Legal And Political Pushback Mounts
Within days, senators from the Conservative and Democratic Center parties filed an injunction at the Council of State, claiming the president overstepped because any referendum must first be authorised by the Senate. On 18 June the high administrative court provisionally suspended the decree, stating that bypassing the legislature could violate the separation of powers. Petro blasted the decision as “lawfare,” while critics such as former president Álvaro Uribe called the decree a “constitutional coup.” The showdown adds to a growing list of court battles over Petro’s reform agenda, which also includes tax and health-care overhauls.
What The Reform Would Change
The draft sent to voters mirrors a bill the Senate partially approved on 17 June. It would:
- Restore Sunday and late-night overtime surcharges to 100 percent and 75 percent, respectively.

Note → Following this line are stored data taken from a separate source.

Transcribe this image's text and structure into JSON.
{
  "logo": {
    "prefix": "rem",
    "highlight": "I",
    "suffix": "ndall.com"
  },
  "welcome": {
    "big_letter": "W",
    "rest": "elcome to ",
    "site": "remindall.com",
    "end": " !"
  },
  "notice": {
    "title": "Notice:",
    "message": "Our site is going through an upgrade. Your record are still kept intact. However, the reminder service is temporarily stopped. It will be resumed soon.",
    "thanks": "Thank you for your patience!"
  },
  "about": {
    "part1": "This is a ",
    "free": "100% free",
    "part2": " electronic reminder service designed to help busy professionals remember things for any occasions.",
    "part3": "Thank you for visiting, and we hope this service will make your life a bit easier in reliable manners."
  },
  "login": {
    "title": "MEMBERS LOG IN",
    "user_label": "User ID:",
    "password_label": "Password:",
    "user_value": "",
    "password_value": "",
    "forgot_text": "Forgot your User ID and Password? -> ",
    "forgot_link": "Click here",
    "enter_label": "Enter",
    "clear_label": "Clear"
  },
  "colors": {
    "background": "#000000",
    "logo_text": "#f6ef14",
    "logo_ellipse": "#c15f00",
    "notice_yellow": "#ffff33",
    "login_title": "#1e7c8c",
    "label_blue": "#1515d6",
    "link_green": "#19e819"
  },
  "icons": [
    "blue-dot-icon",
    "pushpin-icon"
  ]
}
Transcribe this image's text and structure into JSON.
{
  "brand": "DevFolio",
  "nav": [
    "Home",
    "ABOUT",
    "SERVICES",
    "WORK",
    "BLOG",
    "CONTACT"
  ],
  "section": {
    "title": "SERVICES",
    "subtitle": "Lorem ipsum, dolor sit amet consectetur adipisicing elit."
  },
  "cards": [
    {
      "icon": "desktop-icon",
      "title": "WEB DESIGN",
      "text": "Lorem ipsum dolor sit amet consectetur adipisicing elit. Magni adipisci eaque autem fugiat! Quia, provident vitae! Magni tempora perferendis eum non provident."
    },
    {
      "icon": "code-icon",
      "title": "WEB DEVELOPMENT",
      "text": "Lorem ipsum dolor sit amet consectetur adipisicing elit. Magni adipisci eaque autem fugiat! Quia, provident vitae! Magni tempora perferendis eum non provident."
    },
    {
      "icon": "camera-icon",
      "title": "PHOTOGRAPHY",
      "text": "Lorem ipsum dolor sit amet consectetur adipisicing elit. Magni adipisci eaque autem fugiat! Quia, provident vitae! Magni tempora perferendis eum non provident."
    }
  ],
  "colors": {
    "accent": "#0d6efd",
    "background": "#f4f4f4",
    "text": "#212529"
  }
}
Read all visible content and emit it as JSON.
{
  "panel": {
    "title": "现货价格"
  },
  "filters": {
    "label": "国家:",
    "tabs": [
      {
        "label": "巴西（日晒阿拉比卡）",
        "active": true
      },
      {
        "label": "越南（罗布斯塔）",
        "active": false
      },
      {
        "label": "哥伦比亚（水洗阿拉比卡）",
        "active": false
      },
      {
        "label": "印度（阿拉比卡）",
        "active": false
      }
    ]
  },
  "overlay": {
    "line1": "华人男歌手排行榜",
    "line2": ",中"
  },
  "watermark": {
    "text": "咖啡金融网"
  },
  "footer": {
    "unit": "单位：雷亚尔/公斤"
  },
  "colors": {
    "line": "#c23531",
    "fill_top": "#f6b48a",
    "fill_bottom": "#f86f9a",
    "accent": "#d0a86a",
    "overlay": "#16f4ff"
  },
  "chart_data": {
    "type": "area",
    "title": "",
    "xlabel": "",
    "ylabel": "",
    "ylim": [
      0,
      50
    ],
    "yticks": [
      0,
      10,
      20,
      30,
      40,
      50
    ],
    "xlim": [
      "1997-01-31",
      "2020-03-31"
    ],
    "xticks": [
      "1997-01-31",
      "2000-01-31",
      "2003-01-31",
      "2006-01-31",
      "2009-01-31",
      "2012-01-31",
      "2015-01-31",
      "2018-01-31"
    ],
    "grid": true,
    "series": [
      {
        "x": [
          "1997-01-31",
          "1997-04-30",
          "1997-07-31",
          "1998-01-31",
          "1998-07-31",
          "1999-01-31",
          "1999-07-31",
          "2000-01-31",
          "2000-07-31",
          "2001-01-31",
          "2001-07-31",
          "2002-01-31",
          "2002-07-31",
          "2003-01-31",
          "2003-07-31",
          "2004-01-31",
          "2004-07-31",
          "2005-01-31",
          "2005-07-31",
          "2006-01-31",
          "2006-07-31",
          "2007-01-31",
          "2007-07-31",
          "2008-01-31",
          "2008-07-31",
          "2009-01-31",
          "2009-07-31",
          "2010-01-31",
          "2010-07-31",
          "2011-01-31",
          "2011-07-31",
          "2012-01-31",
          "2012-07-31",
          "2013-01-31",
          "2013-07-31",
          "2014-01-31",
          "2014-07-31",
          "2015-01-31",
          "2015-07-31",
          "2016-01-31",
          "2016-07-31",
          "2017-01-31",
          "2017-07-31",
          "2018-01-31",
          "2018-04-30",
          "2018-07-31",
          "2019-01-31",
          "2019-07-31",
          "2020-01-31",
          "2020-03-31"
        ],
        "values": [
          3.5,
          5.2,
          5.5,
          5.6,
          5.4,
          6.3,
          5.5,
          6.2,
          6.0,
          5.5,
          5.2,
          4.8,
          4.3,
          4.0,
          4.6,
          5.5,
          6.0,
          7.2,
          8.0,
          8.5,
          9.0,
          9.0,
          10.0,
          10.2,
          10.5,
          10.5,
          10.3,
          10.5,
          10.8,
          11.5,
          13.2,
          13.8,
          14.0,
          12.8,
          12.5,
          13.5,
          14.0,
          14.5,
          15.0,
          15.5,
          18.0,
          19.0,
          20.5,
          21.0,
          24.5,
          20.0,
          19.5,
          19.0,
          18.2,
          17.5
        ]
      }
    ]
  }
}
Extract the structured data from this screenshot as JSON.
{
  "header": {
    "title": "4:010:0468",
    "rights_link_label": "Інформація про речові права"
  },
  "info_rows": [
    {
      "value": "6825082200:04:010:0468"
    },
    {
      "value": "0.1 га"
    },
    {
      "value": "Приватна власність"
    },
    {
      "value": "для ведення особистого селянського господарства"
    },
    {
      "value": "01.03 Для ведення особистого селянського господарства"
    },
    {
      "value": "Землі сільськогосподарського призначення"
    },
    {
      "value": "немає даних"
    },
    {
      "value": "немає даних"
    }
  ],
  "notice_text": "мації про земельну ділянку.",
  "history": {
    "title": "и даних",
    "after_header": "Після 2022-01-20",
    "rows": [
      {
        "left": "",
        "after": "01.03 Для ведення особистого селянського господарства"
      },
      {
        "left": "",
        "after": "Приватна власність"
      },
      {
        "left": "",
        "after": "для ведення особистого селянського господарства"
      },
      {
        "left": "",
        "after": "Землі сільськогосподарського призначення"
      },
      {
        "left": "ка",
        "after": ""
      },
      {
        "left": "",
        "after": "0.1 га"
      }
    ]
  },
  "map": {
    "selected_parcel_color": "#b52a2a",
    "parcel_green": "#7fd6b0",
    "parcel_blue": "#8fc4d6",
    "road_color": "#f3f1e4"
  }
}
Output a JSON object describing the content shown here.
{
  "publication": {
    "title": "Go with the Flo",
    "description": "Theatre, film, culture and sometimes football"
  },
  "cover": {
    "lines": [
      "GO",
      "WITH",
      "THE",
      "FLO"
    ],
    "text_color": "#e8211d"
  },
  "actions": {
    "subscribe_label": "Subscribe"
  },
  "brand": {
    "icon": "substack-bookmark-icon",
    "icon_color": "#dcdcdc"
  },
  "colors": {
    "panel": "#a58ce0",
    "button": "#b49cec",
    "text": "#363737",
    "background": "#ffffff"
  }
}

- Force digital-delivery platforms to hire couriers as employees, paying into health insurance and pensions.
- Limit temporary contracts to one extension before a worker must be offered an indefinite deal.
- Gradually cut the maximum workday from ten to eight hours, aligning Colombia with International Labour Organization standards.
Business associations warn the changes will raise labour costs by up to 20 percent and could push small firms to lay off staff or move them off the books. Labour federations, however, say stronger protections will boost productivity and reduce accidents in a country where one in four workers earns less than the minimum wage.
Possible Scenarios Ahead
Petro has promised mass rallies—dubbed the “Great Mobilisation for Peace and Democracy”—to keep public pressure on lawmakers and judges. If the Council of State upholds the suspension, the labour bill must return to a joint House-Senate reconciliation committee and could still be enacted through ordinary legislation before the current session closes on 20 June. Should the courts lift the freeze, the National Registry would have six weeks to print ballots and organise the referendum, costing an estimated 350 billion pesos (about US$90 million). Both paths carry risks: voters might reject the package if unemployment, now at 10.7 percent, ticks higher, while a stalled bill would weaken Petro’s political capital before regional elections in October.
Either way, the battle has become a test of how far Latin America’s first left-wing Colombian president can stretch executive power to pursue an ambitious social agenda. Analysts note that Petro has already replaced three cabinet ministers this year and lost key coalition partners, leaving him increasingly reliant on street support and executive decrees. For Congress, meanwhile, the fight is a chance to reassert its role after years of public distrust—a Gallup poll in May showed legislative approval stuck at just 21 percent.